Laien stellt der Zugang zu relevanten Rechtsinformationen jedoch vor Herausforderungen. Es fehlt ein zentraler Ort, über den Gesetze, Verordnungen und Urteile offen – und vor allem einfach – zugänglich sind. Einen solchen zentralen Ort für die Rechtsinformationen des Bundes zu entwickeln, ist das Ziel unseres neuesten Projektes: NeuRIS – Neues Rechtsinformationssystem.

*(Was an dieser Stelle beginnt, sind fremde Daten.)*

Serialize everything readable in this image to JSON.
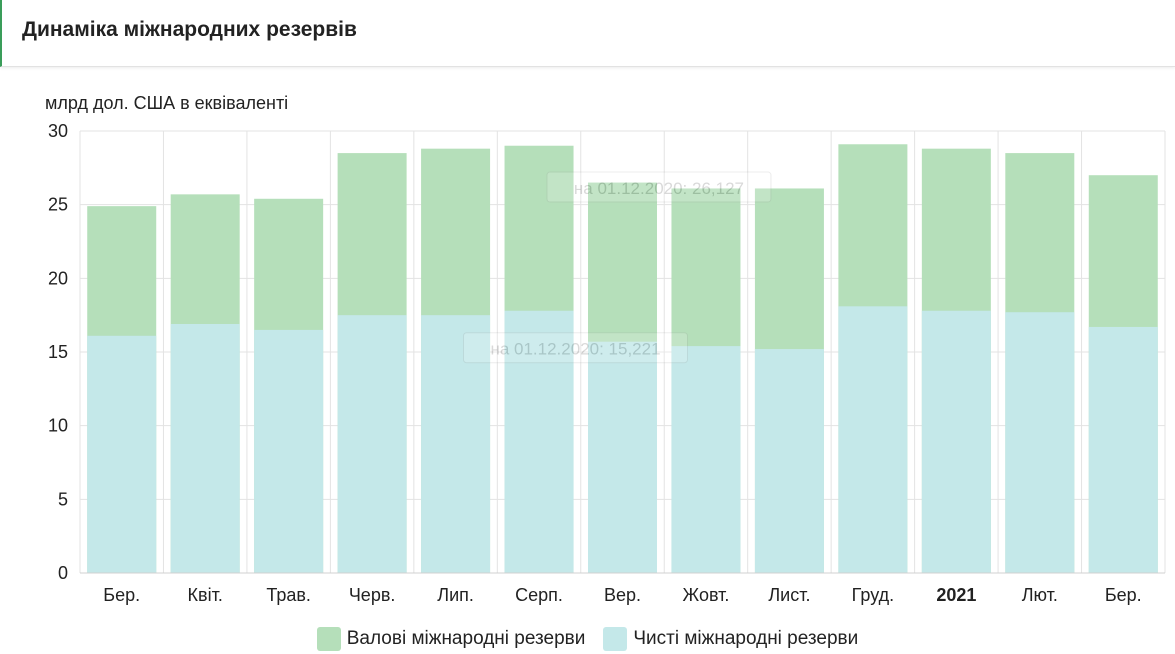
{
  "header": {
    "title": "Динаміка міжнародних резервів"
  },
  "chart_data": {
    "type": "bar",
    "stacked": false,
    "title": "Динаміка міжнародних резервів",
    "ylabel": "млрд дол. США в еквіваленті",
    "xlabel": "",
    "ylim": [
      0,
      30
    ],
    "yticks": [
      0,
      5,
      10,
      15,
      20,
      25,
      30
    ],
    "grid": true,
    "legend_position": "bottom",
    "categories": [
      "Бер.",
      "Квіт.",
      "Трав.",
      "Черв.",
      "Лип.",
      "Серп.",
      "Вер.",
      "Жовт.",
      "Лист.",
      "Груд.",
      "2021",
      "Лют.",
      "Бер."
    ],
    "bold_categories": [
      "2021"
    ],
    "series": [
      {
        "name": "Валові міжнародні резерви",
        "color": "#b5dfba",
        "values": [
          24.9,
          25.7,
          25.4,
          28.5,
          28.8,
          29.0,
          26.5,
          26.1,
          26.1,
          29.1,
          28.8,
          28.5,
          27.0
        ]
      },
      {
        "name": "Чисті міжнародні резерви",
        "color": "#c4e8e9",
        "values": [
          16.1,
          16.9,
          16.5,
          17.5,
          17.5,
          17.8,
          15.7,
          15.4,
          15.2,
          18.1,
          17.8,
          17.7,
          16.7
        ]
      }
    ],
    "tooltips": [
      {
        "text": "на 01.12.2020: 26,127",
        "value": 26.127,
        "category_index": 7
      },
      {
        "text": "на 01.12.2020: 15,221",
        "value": 15.221,
        "category_index": 6
      }
    ]
  }
}
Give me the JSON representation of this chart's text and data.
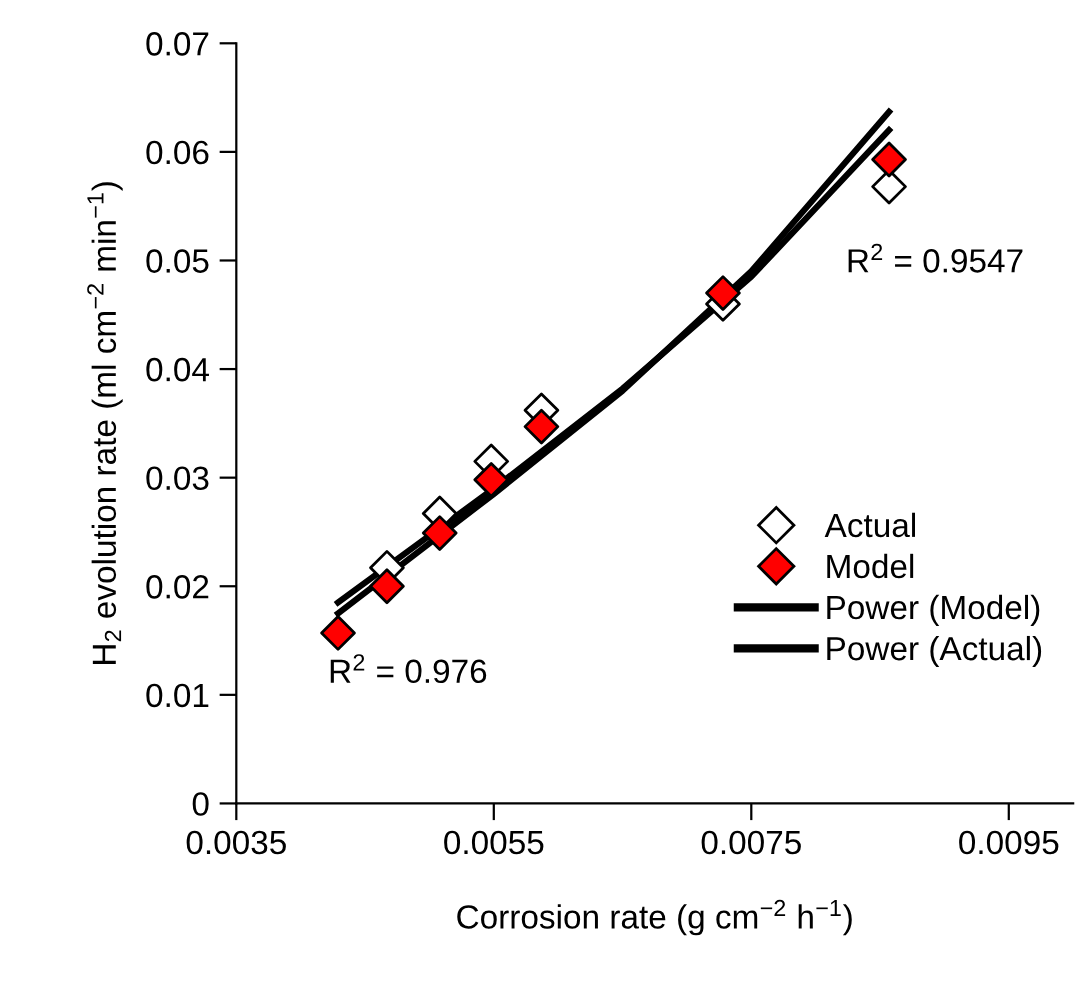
{
  "chart_data": {
    "type": "scatter",
    "xlabel": "Corrosion rate (g cm$^{−2}$ h$^{−1}$)",
    "ylabel": "H$_{2}$ evolution rate (ml cm$^{−2}$ min$^{−1}$)",
    "x": [
      0.00429,
      0.00467,
      0.00508,
      0.00548,
      0.00587,
      0.00728,
      0.00857
    ],
    "series": [
      {
        "name": "Actual",
        "color": "#ffffff",
        "marker": "diamond",
        "values": [
          null,
          0.0217,
          0.0267,
          0.0315,
          0.0362,
          0.046,
          0.0568
        ]
      },
      {
        "name": "Model",
        "color": "#ff0000",
        "marker": "diamond",
        "values": [
          0.0157,
          0.02,
          0.0249,
          0.0298,
          0.0347,
          0.047,
          0.0593
        ]
      },
      {
        "name": "Power (Model)",
        "type": "line",
        "color": "#000000",
        "marker": "none",
        "x": [
          0.00429,
          0.0055,
          0.0065,
          0.0075,
          0.00857
        ],
        "values": [
          0.0175,
          0.0285,
          0.038,
          0.049,
          0.0637
        ]
      },
      {
        "name": "Power (Actual)",
        "type": "line",
        "color": "#000000",
        "marker": "none",
        "x": [
          0.00429,
          0.0055,
          0.0065,
          0.0075,
          0.00857
        ],
        "values": [
          0.0185,
          0.029,
          0.0382,
          0.0485,
          0.062
        ]
      }
    ],
    "xlim": [
      0.0035,
      0.01
    ],
    "xticks": [
      0.0035,
      0.0055,
      0.0075,
      0.0095
    ],
    "ylim": [
      0,
      0.07
    ],
    "yticks": [
      0,
      0.01,
      0.02,
      0.03,
      0.04,
      0.05,
      0.06,
      0.07
    ],
    "annotations": [
      "R$^{2}$ = 0.976",
      "R$^{2}$ = 0.9547"
    ],
    "legend": "bottom right",
    "grid": false
  }
}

Voraussetzung dafür ist die Schaffung einer bundeseigenen Datenhaltung und Erfassungsumgebung, die es den Dokumentationsstellen des Bundes – dem Bundesverfassungsgericht, den obersten Gerichtshöfen des Bundes, dem Bundespatentgericht, dem Oberverwaltungsgericht des Landes Nordrhein-Westfalen sowie der Normendokumentation – ermöglicht, die Rechtsinformationen zu dokumentieren und darauf zuzugreifen.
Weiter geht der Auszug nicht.